News

What Will KT McFarland Do About ISIS?

by Seth Millstein

Donald Trump's cabinet is beginning to take shape, and on Friday, he announced that ex-Fox News analyst KT McFarland will join his team as Deputy National Security Advisor. Prior to becoming a pundit, McFarland served in the Nixon, Ford and Reagan administrations, and ran unsuccessfully for the U.S. Senate in New York. Given the massive instability facing the Middle East right now, many are wondering what McFarland will do about ISIS once Trump takes office.

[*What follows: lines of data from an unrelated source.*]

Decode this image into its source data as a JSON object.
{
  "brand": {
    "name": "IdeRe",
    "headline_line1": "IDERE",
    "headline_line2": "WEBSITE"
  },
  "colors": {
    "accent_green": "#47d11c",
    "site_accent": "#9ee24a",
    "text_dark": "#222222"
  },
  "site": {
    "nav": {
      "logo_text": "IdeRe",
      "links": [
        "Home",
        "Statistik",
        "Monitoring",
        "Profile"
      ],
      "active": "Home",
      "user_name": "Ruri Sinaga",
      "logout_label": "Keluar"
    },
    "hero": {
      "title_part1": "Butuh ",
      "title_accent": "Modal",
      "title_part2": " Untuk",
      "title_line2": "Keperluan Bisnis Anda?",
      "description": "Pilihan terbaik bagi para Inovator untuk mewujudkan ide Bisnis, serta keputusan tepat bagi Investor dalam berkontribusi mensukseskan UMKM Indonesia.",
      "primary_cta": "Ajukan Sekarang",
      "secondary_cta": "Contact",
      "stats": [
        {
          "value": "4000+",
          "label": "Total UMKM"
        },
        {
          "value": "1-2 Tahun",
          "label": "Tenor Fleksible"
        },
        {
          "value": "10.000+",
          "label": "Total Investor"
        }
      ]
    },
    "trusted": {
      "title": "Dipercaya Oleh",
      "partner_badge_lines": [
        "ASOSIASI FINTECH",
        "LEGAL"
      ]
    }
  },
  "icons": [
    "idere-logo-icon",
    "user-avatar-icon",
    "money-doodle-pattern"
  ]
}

It's difficult to say, because all we really have to go on are the public comments she's made about ISIS since the group began seizing territory in Iraq and Syria in 2014. In general, she's been critical of President Obama's attempts to combat ISIS and supportive of Trump's approach. This isn't very helpful, however, given that Trump has been pretty vague on what exactly he plans to do to fight ISIS, explaining that he'd like to retain "the element of surprise."

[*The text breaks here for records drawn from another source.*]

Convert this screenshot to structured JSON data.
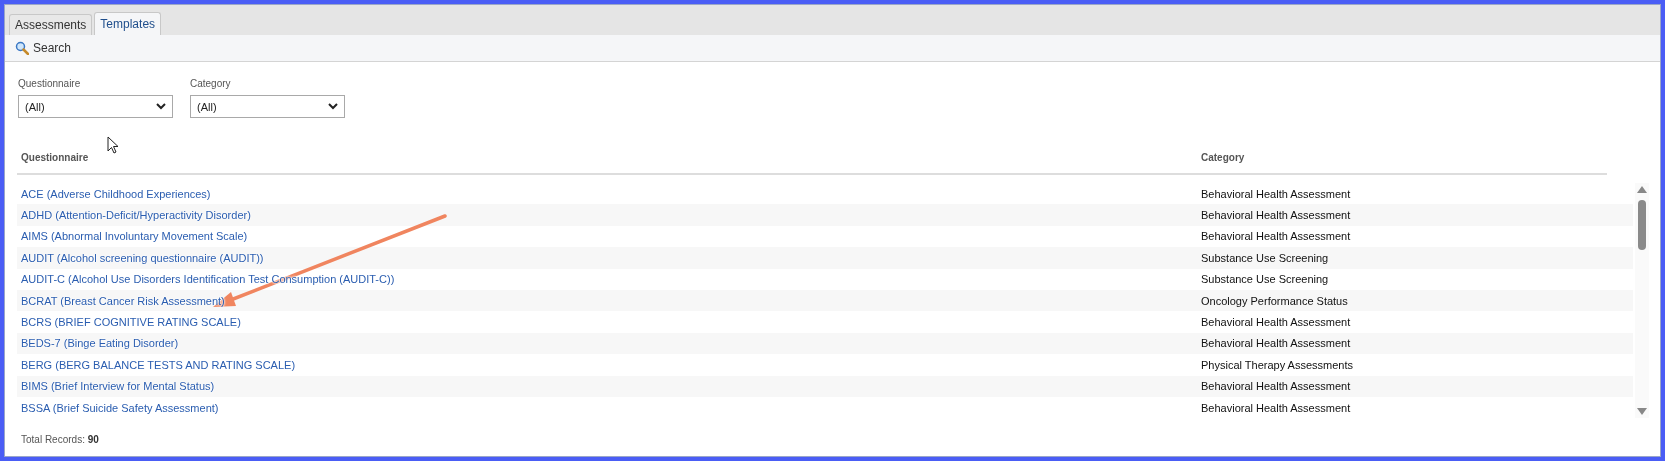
{
  "tabs": [
    {
      "label": "Assessments",
      "selected": false
    },
    {
      "label": "Templates",
      "selected": true
    }
  ],
  "toolbar": {
    "search": "Search"
  },
  "filters": [
    {
      "label": "Questionnaire",
      "value": "(All)"
    },
    {
      "label": "Category",
      "value": "(All)"
    }
  ],
  "table": {
    "columns": [
      "Questionnaire",
      "Category"
    ],
    "rows": [
      {
        "questionnaire": "ACE (Adverse Childhood Experiences)",
        "category": "Behavioral Health Assessment"
      },
      {
        "questionnaire": "ADHD (Attention-Deficit/Hyperactivity Disorder)",
        "category": "Behavioral Health Assessment"
      },
      {
        "questionnaire": "AIMS (Abnormal Involuntary Movement Scale)",
        "category": "Behavioral Health Assessment"
      },
      {
        "questionnaire": "AUDIT (Alcohol screening questionnaire (AUDIT))",
        "category": "Substance Use Screening"
      },
      {
        "questionnaire": "AUDIT-C (Alcohol Use Disorders Identification Test Consumption (AUDIT-C))",
        "category": "Substance Use Screening"
      },
      {
        "questionnaire": "BCRAT (Breast Cancer Risk Assessment)",
        "category": "Oncology Performance Status"
      },
      {
        "questionnaire": "BCRS (BRIEF COGNITIVE RATING SCALE)",
        "category": "Behavioral Health Assessment"
      },
      {
        "questionnaire": "BEDS-7 (Binge Eating Disorder)",
        "category": "Behavioral Health Assessment"
      },
      {
        "questionnaire": "BERG (BERG BALANCE TESTS AND RATING SCALE)",
        "category": "Physical Therapy Assessments"
      },
      {
        "questionnaire": "BIMS (Brief Interview for Mental Status)",
        "category": "Behavioral Health Assessment"
      },
      {
        "questionnaire": "BSSA (Brief Suicide Safety Assessment)",
        "category": "Behavioral Health Assessment"
      }
    ]
  },
  "footer": {
    "total": "Total Records: **90**"
  }
}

In an August interview, McFarland gave what may be the most detailed account of her preferred approach to taking down ISIS. Unfortunately, it wasn't all that detailed.

"What [Trump] has said, time and again, is do whatever you have to do. He's said things like, use the economic weapon, take away their oil wells, take away their ability to make war," McFarland told Fox Business. "What I like about that approach is, we've tried everything for 15 years, and nothing's worked. Radical Islam is in more places and greater strength than ever before, and if Trump keeps saying, do what you gotta do, do whatever it takes, that means to me, economic weapon, ideological weapon, religious weapon, and immigration. The military. The whole range of national security power, like we used to defeat the Communists and the Nazis."

This doesn't tell us much. The first three actions she cites — "use the economic weapon, take away their oil wells, take away their ability to make war" — are not policies. They are goals that anybody fighting ISIS would obviously like to accomplish, but they aren't plans for actually accomplishing them. McFarland also says that she wants to use the "ideological weapon" and the "religious weapon," but it's unclear what she means by this. To say that America should "do whatever it takes" to defeat ISIS isn't a strategy, either; it's simply a restatement of the idea that yes, America should be attempting to defeat ISIS.